A recent patent ruling by the U.S. Patent and Trade Office might strip protections from the unmistakable design of the Crocs clog.

In a statement, the Niwot, Colorado-based company said they disagreed with the ruling and will appeal.

“The impact of this ruling has been greatly exaggerated in certain news reports,” said Daniel P. Hart, executive vice president and chief legal officer at Crocs. “We are confident in the appeals process and, moreover, we have plans in place to continue to protect our Classic Clog design well beyond the life of this particular patent.”

The company said they will continue to “aggressively enforce” their intellectual property rights. The Daily Camera reports that Crocs has been pursing court cases against alleged infringing designs. Eleven shoemakers were sued in 2006, though most were dismissed.
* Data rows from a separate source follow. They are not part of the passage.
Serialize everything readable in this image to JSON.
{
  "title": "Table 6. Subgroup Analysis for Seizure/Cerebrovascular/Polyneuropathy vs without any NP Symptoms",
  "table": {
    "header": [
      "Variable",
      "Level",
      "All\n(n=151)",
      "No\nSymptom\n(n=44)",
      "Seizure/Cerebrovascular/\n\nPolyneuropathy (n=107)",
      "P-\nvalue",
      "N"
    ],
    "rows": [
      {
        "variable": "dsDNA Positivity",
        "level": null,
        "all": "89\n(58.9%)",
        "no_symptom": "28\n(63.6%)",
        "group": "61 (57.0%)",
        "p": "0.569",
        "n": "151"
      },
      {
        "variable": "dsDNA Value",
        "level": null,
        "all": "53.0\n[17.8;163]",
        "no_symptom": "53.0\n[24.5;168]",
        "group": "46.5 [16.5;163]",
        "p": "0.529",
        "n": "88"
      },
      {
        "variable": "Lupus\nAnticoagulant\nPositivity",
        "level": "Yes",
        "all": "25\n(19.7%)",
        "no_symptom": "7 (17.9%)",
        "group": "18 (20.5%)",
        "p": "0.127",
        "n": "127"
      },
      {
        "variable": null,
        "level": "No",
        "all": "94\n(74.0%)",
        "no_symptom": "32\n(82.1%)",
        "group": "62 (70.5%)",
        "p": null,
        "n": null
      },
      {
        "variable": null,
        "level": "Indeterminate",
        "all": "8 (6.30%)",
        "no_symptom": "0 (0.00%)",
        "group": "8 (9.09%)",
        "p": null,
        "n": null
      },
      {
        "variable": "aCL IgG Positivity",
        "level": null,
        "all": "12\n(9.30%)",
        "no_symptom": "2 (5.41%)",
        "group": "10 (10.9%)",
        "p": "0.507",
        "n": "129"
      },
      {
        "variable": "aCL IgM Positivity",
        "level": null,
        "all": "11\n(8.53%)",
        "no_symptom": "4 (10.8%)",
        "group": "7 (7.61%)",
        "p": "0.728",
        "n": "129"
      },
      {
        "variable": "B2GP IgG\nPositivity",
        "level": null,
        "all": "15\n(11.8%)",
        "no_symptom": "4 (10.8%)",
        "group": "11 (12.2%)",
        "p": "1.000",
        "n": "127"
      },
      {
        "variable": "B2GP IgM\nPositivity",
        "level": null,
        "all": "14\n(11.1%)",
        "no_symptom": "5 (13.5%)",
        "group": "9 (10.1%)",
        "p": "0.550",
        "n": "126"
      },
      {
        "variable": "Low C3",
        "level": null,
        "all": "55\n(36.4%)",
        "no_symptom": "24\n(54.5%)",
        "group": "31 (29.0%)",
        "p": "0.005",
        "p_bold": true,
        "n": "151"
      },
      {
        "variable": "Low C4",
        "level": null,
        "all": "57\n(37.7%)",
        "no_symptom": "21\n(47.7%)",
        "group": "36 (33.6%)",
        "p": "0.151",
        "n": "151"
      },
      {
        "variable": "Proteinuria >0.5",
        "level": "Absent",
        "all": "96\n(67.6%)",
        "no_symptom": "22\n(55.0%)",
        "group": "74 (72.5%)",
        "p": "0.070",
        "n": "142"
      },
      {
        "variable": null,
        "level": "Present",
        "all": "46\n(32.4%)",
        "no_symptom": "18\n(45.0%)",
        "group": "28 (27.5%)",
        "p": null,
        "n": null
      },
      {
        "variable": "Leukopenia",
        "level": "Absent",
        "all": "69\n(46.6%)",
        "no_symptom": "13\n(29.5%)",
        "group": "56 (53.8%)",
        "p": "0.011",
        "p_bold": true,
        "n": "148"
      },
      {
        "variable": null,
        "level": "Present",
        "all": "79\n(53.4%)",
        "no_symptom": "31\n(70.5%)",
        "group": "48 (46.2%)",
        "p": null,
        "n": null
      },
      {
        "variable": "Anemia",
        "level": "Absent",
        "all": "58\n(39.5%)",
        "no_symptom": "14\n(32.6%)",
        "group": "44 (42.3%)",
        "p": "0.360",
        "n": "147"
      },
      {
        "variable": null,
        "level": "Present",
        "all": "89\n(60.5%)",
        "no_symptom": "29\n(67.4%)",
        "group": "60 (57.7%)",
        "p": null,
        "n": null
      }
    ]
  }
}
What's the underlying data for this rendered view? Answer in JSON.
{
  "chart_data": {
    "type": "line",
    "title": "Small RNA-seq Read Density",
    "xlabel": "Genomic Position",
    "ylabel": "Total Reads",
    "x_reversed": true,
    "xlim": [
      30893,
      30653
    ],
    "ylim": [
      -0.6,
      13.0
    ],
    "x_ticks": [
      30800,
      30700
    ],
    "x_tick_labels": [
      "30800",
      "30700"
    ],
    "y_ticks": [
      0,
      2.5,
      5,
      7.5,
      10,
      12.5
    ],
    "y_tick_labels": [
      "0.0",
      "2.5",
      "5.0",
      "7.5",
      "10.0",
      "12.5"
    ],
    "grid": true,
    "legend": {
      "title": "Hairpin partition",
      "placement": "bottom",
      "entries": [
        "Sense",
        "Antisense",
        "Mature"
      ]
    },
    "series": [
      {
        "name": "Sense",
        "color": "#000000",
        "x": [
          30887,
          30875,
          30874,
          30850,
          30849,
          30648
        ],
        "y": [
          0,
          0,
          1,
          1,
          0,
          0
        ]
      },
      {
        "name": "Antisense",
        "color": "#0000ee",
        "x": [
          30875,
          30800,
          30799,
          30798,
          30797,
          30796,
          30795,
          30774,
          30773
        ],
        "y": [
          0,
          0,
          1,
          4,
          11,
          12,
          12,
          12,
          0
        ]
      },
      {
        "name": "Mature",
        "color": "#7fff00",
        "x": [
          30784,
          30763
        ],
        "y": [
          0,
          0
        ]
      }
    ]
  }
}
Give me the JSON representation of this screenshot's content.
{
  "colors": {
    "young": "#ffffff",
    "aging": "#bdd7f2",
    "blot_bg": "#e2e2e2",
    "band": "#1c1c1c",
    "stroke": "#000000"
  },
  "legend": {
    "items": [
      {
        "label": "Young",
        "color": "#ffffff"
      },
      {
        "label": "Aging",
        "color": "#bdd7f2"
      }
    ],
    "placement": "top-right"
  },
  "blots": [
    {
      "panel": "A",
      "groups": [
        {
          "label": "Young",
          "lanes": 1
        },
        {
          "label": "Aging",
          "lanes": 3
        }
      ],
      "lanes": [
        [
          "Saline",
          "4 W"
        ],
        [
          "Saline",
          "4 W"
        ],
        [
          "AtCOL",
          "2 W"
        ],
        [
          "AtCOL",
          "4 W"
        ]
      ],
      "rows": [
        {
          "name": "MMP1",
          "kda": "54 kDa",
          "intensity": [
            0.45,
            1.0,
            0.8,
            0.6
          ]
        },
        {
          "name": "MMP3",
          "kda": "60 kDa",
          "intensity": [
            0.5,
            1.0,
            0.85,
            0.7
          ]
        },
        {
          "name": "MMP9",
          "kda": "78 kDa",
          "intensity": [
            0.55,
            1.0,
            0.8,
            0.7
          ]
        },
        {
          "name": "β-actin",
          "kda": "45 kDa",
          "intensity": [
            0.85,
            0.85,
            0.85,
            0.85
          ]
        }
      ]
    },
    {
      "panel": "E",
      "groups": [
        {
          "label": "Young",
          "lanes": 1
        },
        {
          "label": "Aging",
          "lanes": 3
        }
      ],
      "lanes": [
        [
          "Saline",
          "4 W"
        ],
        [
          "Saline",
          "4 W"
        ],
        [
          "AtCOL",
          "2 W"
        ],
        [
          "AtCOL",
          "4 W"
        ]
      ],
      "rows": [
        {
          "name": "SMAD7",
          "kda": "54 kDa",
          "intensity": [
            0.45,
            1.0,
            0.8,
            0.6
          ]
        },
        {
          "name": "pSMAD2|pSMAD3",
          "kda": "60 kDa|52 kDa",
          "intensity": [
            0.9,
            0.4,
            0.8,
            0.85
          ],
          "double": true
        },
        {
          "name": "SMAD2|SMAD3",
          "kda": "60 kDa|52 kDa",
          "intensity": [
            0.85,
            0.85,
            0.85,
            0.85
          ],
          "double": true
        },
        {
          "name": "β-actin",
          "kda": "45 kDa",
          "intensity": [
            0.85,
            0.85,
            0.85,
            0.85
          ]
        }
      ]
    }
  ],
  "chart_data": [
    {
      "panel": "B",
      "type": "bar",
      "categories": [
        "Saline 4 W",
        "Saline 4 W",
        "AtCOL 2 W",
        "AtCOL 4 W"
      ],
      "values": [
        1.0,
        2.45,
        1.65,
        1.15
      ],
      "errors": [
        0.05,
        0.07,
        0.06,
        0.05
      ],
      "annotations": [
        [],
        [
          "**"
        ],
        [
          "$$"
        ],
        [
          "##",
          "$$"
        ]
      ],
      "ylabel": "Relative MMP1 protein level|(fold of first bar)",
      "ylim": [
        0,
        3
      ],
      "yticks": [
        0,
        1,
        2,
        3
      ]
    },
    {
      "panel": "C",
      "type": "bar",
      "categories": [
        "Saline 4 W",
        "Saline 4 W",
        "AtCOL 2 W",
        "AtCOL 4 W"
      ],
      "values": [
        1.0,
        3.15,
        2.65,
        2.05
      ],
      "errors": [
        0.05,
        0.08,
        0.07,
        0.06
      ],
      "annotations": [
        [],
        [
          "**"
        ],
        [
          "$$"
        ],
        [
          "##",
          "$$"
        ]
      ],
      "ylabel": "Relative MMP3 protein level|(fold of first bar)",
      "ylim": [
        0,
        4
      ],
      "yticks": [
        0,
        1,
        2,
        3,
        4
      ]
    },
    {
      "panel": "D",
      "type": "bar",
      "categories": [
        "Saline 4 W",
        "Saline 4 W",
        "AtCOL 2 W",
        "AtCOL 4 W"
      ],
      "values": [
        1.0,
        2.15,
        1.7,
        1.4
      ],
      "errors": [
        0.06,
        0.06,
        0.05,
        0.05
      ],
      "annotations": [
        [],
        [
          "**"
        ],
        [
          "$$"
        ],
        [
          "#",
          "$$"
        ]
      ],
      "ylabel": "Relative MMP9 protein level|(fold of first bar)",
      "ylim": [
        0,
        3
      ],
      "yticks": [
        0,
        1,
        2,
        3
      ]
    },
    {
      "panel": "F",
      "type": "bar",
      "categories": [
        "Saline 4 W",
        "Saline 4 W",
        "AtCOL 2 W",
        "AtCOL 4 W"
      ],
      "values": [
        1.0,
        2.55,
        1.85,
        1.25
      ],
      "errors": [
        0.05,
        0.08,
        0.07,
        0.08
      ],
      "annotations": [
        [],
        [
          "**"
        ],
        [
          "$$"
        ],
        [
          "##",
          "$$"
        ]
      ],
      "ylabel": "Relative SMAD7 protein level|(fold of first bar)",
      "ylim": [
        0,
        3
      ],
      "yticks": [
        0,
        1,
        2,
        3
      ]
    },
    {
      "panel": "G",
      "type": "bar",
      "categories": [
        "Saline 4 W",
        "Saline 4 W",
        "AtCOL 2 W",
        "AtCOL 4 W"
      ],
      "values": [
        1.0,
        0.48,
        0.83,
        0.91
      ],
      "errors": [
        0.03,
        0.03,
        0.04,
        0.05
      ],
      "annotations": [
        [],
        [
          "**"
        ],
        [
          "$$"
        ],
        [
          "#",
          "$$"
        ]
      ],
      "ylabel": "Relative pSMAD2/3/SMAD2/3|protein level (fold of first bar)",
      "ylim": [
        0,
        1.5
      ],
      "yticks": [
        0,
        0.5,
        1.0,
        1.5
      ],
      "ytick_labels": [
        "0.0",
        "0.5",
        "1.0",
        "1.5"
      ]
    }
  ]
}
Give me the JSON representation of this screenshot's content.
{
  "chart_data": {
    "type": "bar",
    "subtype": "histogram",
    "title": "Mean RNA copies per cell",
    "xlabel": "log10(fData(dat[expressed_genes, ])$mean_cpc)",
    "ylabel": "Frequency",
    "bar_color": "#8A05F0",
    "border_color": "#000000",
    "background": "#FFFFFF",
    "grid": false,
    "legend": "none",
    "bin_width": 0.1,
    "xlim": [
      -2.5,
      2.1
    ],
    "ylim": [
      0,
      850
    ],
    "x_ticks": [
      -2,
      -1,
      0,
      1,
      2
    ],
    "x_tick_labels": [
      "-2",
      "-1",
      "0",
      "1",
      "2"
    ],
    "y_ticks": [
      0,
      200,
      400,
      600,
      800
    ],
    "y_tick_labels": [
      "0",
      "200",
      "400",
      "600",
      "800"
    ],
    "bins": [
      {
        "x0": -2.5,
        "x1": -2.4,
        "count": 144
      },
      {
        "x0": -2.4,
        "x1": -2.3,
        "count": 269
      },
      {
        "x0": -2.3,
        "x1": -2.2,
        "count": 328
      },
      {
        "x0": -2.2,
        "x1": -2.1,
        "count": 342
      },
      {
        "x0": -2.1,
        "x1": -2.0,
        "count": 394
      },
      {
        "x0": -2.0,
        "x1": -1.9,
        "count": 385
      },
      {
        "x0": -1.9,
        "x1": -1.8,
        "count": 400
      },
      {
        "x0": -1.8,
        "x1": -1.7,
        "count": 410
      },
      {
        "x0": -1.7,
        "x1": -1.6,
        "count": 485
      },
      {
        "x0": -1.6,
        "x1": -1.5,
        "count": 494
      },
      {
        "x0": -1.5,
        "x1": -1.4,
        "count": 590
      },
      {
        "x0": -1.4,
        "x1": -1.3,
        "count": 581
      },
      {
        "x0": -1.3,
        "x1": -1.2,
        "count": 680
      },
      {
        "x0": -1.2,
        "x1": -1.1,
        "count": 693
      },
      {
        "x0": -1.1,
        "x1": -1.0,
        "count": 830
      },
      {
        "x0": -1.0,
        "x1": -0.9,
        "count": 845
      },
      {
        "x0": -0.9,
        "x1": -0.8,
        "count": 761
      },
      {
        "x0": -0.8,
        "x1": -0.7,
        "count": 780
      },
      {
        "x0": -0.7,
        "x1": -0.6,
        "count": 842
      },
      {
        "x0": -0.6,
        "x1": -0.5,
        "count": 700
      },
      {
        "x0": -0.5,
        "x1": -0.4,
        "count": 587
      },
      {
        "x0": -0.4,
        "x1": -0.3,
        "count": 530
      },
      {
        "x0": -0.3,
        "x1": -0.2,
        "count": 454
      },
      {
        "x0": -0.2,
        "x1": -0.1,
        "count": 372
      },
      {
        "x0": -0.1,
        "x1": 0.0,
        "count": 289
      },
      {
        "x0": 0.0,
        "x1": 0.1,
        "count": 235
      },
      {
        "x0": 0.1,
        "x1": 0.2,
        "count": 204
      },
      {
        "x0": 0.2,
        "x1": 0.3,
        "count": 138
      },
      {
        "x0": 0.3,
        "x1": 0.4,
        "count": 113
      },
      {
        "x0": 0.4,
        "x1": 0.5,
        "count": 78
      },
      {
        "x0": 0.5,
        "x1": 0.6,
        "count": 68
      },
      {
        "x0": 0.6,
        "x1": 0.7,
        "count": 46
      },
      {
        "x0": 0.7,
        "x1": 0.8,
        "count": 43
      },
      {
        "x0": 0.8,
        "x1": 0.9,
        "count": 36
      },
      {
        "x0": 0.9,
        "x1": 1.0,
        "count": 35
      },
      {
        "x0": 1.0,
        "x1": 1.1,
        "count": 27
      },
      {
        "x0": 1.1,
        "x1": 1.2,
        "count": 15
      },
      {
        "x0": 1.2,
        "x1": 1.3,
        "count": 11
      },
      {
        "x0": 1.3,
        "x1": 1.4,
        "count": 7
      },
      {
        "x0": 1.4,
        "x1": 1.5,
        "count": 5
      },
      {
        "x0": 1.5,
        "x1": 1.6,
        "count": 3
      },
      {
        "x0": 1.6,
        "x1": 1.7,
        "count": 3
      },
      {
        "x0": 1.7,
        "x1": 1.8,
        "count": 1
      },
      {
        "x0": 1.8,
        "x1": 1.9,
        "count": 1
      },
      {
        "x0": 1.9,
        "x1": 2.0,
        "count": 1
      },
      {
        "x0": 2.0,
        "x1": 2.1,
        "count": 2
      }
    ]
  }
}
Crocs and a shoemaker named USA Dawgs have been involved in a lengthy legal battle.

USA Dawgs CEO Steve Mann told Footwear News that for them, the ruling “is quite significant — this is a testament and endorses what our position has been all along.”

Crocs’ patent, D517789, was ruled as invalid because the USPTO said that a similar design was published more than a year before Crocs sought the patent. Crocs notes that the ruling is just the next step in the process. They can still appeal to the Patent Trial and Appeal Board and the Federal Circuit Court of Appeals if they are unhappy with the determination of the board.